After all, there is or was a gold mill at the Mnangagwas’ Precabe Farm in Kwekwe. No-one knows exactly how that mill is/was operating, but it being something on the first family’s farm, you can’t then say Auxillia completely didn’t have access to it or stuff proceeding therefrom.
The court of public opinion is very efficient. Mere rumour or the slightest circumstantial evidence is enough to earn you capital punishment. That’s why that court has a 100 percent conviction rate. It doesn’t do catching and releasing either.
That’s how guilty Auxillia is regarding the gold smuggling attempt.
In fact, the Henrietta case managed to give sharp hints on how deep corruption involving the elites could be going. If Auxillia was unfairly namedropped, then, sooner or later, there is someone who is actually involved at the top there, but has been lucky not be mentioned.
Auxillia is also guilty by association.
Clean people associate with clean people. The court of public opinion uses the principle of proximity, which says: If you are caught at the same fireplace with a thief, you are also a thief. No, merely drawing some embers from a thief’s fireplace is enough to tell us who you are.
Quite often, there are things that start off as rumours or just malicious slander, but end up as truth in the court of public opinion. Like, there is this coward based in this diaspora who, from nowhere, wrote somewhere in cyberspace that Auxillia was defrauding the government of millions through a fake car hire company.
What he said is that Auxillia had received a heap of contracts from government to supply travel services when she didn’t have a fleet in the first place, so was taking cars from government and then charging government.
She denied it, of course. But the court of public opinion is having none of that. That’s because it knows from experience and prior judgments that the human tendency is mostly to deny any wrongdoing till pressured into a corner. So you don’t want to waste your time pleading un-guilty in a court of public opinion. Things don’t work that way.
There are more cases where Auxillia could possibly be a victim of vindictive muck-slinging. Again in 2019, Auxillia paid Natpharm, the national pharmaceutical company—a public entity—a mysterious visit. She dressed down the executives at Natpharm on all sorts of accusations.
Here is the thing. A first lady is not a government official. She is not the Health minister or some such official. She absolutely has nothing to do with a government entity, worse still when she visits alone.
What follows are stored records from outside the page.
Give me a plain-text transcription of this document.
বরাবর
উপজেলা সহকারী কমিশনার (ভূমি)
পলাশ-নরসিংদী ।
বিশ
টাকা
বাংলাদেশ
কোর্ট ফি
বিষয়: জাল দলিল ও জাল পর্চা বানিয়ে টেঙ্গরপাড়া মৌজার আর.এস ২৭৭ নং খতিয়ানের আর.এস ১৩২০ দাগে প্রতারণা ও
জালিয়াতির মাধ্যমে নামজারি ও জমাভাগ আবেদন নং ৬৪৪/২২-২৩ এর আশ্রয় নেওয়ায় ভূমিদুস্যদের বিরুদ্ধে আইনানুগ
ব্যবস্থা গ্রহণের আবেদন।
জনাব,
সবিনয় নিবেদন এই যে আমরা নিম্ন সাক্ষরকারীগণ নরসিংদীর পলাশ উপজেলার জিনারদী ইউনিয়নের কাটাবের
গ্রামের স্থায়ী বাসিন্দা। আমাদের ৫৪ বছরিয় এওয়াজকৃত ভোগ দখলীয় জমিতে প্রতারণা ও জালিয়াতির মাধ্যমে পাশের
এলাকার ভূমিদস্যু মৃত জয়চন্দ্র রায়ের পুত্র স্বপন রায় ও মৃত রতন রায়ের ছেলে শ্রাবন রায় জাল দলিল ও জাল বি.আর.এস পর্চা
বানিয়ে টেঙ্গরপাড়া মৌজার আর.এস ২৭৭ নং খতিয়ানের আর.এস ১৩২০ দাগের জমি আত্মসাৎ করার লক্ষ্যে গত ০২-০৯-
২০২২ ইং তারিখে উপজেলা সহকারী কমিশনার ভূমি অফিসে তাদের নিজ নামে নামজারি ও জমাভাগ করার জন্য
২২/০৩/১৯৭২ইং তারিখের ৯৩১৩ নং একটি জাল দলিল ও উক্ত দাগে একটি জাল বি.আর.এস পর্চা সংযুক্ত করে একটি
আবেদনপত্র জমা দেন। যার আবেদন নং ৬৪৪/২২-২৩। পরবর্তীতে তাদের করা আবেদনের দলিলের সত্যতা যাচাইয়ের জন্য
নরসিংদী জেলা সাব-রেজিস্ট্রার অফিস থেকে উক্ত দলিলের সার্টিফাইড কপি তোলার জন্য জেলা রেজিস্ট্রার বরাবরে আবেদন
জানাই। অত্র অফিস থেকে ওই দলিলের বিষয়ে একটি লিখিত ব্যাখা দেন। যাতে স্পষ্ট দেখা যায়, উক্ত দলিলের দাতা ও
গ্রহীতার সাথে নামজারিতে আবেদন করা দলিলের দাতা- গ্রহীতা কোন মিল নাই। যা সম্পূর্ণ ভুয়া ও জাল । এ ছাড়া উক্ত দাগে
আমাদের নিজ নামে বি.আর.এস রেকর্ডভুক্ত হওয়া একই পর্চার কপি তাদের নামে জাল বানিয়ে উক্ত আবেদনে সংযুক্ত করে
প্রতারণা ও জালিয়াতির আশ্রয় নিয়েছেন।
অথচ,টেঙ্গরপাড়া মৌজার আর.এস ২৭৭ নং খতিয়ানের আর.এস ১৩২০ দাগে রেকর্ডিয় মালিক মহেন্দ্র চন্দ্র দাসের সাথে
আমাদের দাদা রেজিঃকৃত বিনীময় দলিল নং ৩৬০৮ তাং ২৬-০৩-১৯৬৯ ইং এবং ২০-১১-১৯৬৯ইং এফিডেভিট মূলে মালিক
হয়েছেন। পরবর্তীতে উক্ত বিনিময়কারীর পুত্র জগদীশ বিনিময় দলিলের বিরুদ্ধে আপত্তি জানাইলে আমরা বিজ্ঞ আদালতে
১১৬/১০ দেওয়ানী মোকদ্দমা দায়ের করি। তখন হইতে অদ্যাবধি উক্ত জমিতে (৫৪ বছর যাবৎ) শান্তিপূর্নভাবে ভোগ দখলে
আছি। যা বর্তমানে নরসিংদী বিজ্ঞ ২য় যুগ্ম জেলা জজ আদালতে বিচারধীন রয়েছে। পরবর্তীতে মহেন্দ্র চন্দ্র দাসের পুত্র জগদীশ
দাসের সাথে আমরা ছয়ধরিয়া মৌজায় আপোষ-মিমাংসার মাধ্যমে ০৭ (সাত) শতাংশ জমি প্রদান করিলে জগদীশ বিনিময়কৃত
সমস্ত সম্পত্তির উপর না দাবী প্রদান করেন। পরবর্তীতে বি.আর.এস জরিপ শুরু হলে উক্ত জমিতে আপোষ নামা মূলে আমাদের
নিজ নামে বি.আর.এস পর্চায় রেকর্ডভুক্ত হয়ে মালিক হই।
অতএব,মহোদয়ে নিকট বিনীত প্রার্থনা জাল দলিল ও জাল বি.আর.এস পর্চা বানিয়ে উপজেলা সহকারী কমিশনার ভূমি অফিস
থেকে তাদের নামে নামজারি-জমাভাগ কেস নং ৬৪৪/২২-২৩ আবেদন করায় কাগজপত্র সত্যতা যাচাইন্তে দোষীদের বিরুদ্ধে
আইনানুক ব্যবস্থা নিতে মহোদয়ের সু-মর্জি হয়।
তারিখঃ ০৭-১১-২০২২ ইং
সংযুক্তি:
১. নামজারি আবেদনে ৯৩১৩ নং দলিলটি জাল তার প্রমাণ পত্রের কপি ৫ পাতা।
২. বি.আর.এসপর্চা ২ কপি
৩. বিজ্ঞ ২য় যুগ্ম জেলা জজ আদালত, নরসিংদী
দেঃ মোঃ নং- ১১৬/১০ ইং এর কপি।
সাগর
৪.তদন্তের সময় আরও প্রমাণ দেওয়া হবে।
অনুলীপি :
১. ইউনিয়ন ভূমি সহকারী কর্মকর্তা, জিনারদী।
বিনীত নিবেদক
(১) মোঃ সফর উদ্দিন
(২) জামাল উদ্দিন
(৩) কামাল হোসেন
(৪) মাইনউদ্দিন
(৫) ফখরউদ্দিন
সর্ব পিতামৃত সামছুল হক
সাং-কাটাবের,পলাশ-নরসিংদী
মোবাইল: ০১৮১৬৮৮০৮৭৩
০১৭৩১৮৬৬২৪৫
Later, she mumbled something about the Health minister, then Obadiah Moyo, who was later fired for alleged Covid-19 related impropriety, being unable to attend because he was in a meeting. That sounds like a tall tale because, when an African first lady wants you in a place, you stop a meeting there and then, even if it is with her husband.
No wonder, then, that many people started spreading this plausible rumour that Auxillia was actually in the process of arranging to buy Natpharm out from government using crooked means. She brought it on herself by making an unnecessary, unprocedural and inexplicable visit to the Natpharm premises.
And, still talking about interference and manipulation, Auxillia is in a sticky patch elsewhere. Did you notice that there was a time when the first lady was pretty like a permanent feature on the second page of one public newspaper? That’s a fact. Where it could be a rumour was when some people alleged that there was no photograph of her or an event she attended that went into the paper with her approval. So, it allegedly became difficult to meet production deadlines because you first had to send the pics to her. If she was not available for the time, you just had to wait.
But then, manipulation of the public media by the first lady is always going to be the same thing as abuse of office, whatever office she imagines she has. Abuse of office is corruption and bad governance.